Having a tight or strong pelvic floor sounds like a good thing, right ?
For many women particularly during pregnancy, after childbirth and they age decide they have to give their pelvic floor additional attention either to prevent or fix concerns.
However recent research predicts that “80 percent of women over the age of 18 will have a pelvic floor dysfunction by 2050—regardless of how often they do their pelvic floor exercises.”
Unlearning the Kegel
For the majority of women I coach, I spend a considerable amount of time teaching them to “unlearn” the Kegel, as it the way they perform it is often not the most optimal way to engage or connect to the pelvic floor.
This begins with, learning exactly what the Pelvic Floor is, as many think the pelvic floor is, “some kind of muscle just near the cervix ?”
The pelvic floor, however, is the foundation of the total core, including a large hammock of muscles that attach the pubic bone, tail bone and sit bones, to the human body. These layers of muscles hold (a baby if pregnant) bladder, uterus, vagina, small bowel, and rectum in place.
Like any other muscle in our body, the pelvic floor also holds tension or stress, and if a muscle is overactivated or carrying too much stress (which can be both physical and mental) it becomes dysfunctional.
When women perform Kegels they are often taught with one goal and that is to contract. This can include cues such as “lift, squeeze the pelvic floor tight, 20 times or more” or “stop the flow of urine” or “draw belly button to spine and tighten your glutes”
But if you think about it, do we do this with any other muscle in our body?
Have you ever been told to contract your biceps with an “extra clench at the top” because it will make them stronger?
As every muscle in our body needs to work functionally in both directions – contracting and releasing.
This includes the pelvic floor.
Core Connect Breathing
Even in women who don’t have obvious pelvic floor concerns, most can no longer mindfully relax it. As chronic tension is extremely prevalent in our modern world which is not good for any group of muscles, and the pelvic floor is no exception. Being able to mindfully relax your pelvic floor muscles not only benefits the body physically, but can help immensely with releasing emotional stress, fear, and blockages that are held in the body.
I focus on teaching women how to release and feel the pelvic floor muscles “letting go”. This can be counter-intuitive for many who have spent years squeezing into skinny jeans, sucking their belly in, or are having incontinence issues. The best way to begin is finding length in the breath, which I call “Core Connect Breathing”.

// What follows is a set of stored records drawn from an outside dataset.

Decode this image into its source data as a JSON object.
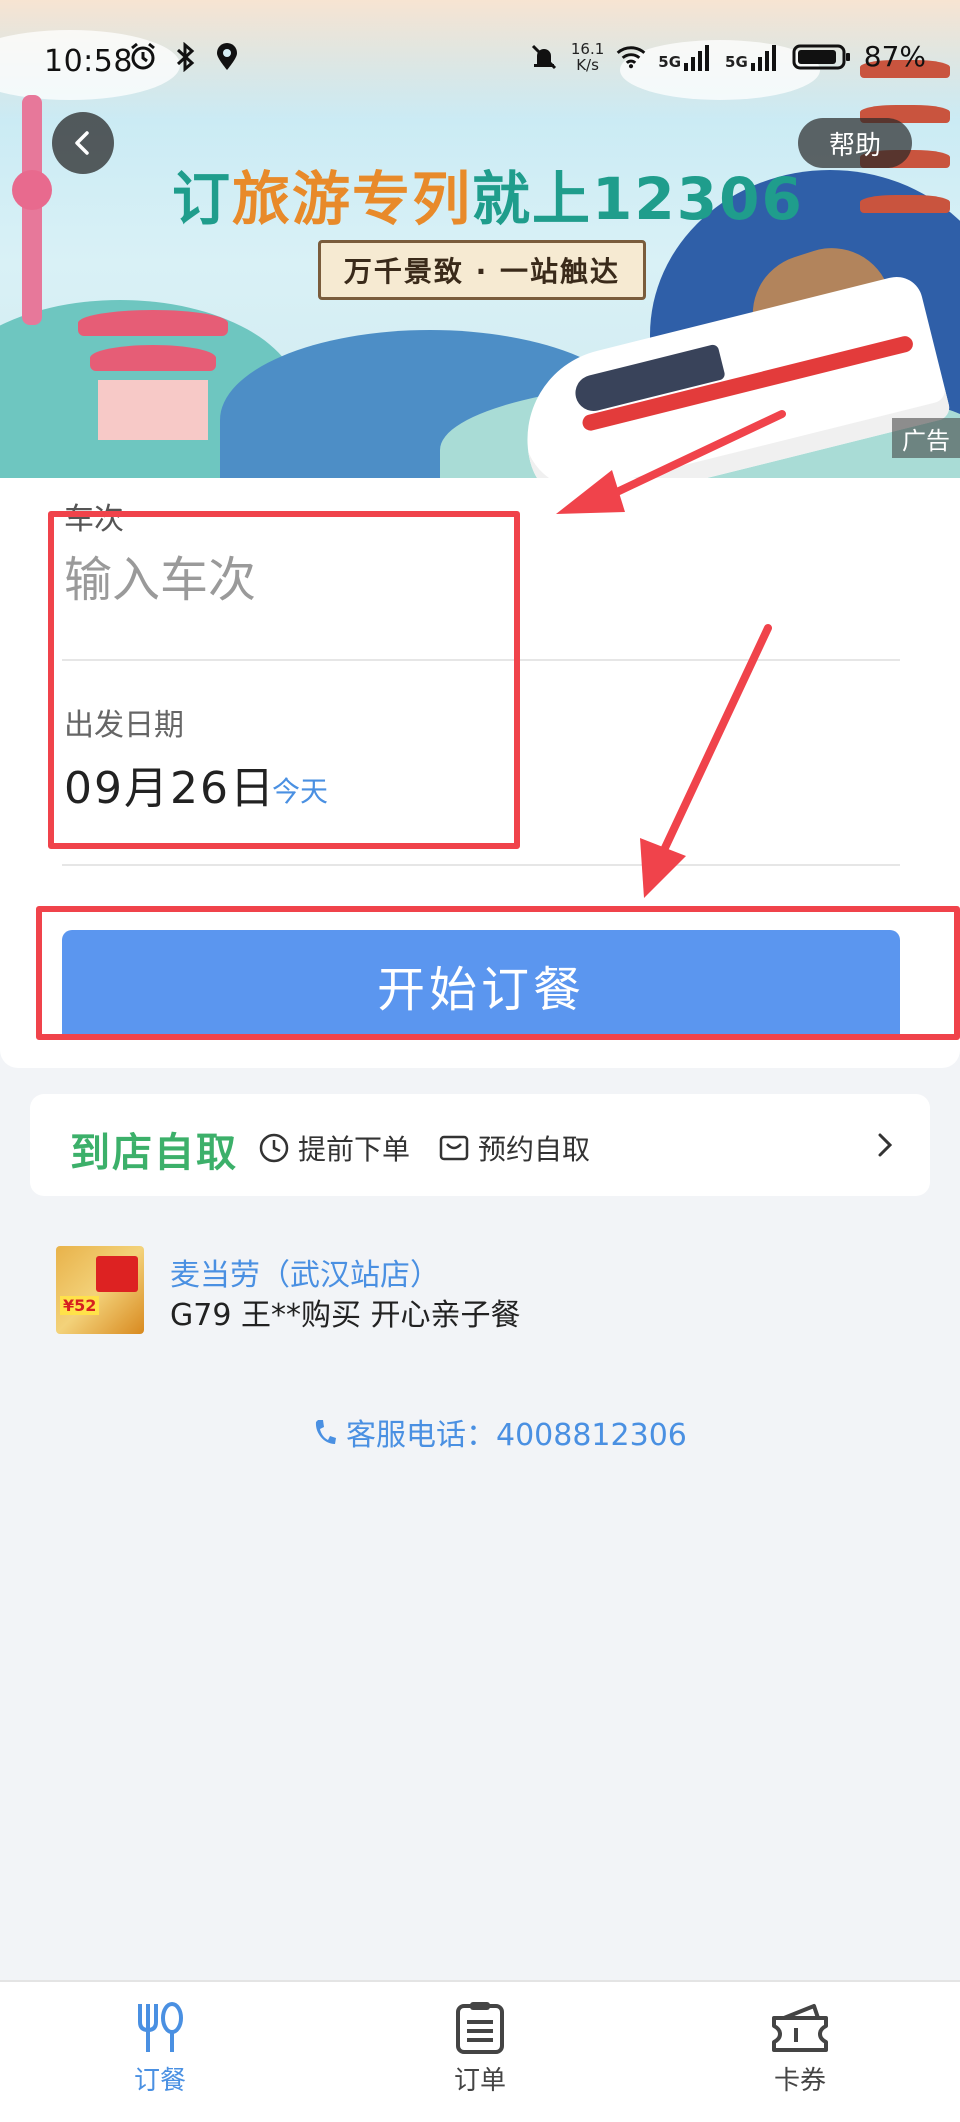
{
  "status_bar": {
    "time": "10:58",
    "net_speed_value": "16.1",
    "net_speed_unit": "K/s",
    "signal_1": "5G",
    "signal_2": "5G",
    "battery": "87%"
  },
  "banner": {
    "title_part1": "订",
    "title_part2": "旅游专列",
    "title_part3": "就上12306",
    "subtitle": "万千景致 · 一站触达",
    "ad_tag": "广告",
    "help_label": "帮助"
  },
  "form": {
    "train_label": "车次",
    "train_placeholder": "输入车次",
    "date_label": "出发日期",
    "date_value": "09月26日",
    "date_today": "今天",
    "start_button": "开始订餐"
  },
  "pickup": {
    "title": "到店自取",
    "feature_1": "提前下单",
    "feature_2": "预约自取"
  },
  "feed": {
    "store": "麦当劳（武汉站店）",
    "description": "G79 王**购买 开心亲子餐",
    "thumb_badge": "¥52"
  },
  "hotline": {
    "text": "客服电话：4008812306"
  },
  "bottom_nav": {
    "items": [
      {
        "label": "订餐",
        "icon": "cutlery-icon",
        "active": true
      },
      {
        "label": "订单",
        "icon": "order-list-icon",
        "active": false
      },
      {
        "label": "卡券",
        "icon": "coupon-icon",
        "active": false
      }
    ]
  },
  "colors": {
    "primary": "#5b96ef",
    "link": "#4a90e2",
    "pickup_green": "#3cb06a",
    "annotation_red": "#f0434b"
  }
}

As for most of us, our breathing pattern is short, it stops at our throat due to short quick or stressful breaths which also is challenged during pregnancy as the lungs become compressed with a baby in utero. However, when the breath is lengthened down past the throat to the space underneath the ribs, this is where the diaphragm is found.
Physiologically our diaphragm is connected to our inner core, including the pelvic floor. So, reprogramming our neural pathways to breathe correctly is a major step for an optimal and natural contraction and release of our pelvic floor. A bonus is it is also one of the best ways to calm down and relax as the vagus nerve is activated which helps to drop the nervous system into ‘rest and digest” or the parasympathetic nervous system
So in summary, it is not the actual Kegel that should be avoided but the cueing which is too often focused on lifting but never lowering. We need both actions, how to lift to build tension but also how to calm down and relax and release tension.
Once this is found it is important to tune into, not only when exercising but also when moving the whole body throughout the day.
Dahlas Fletcher is a pregnancy and women’s fitness specialist with over 20 years experience.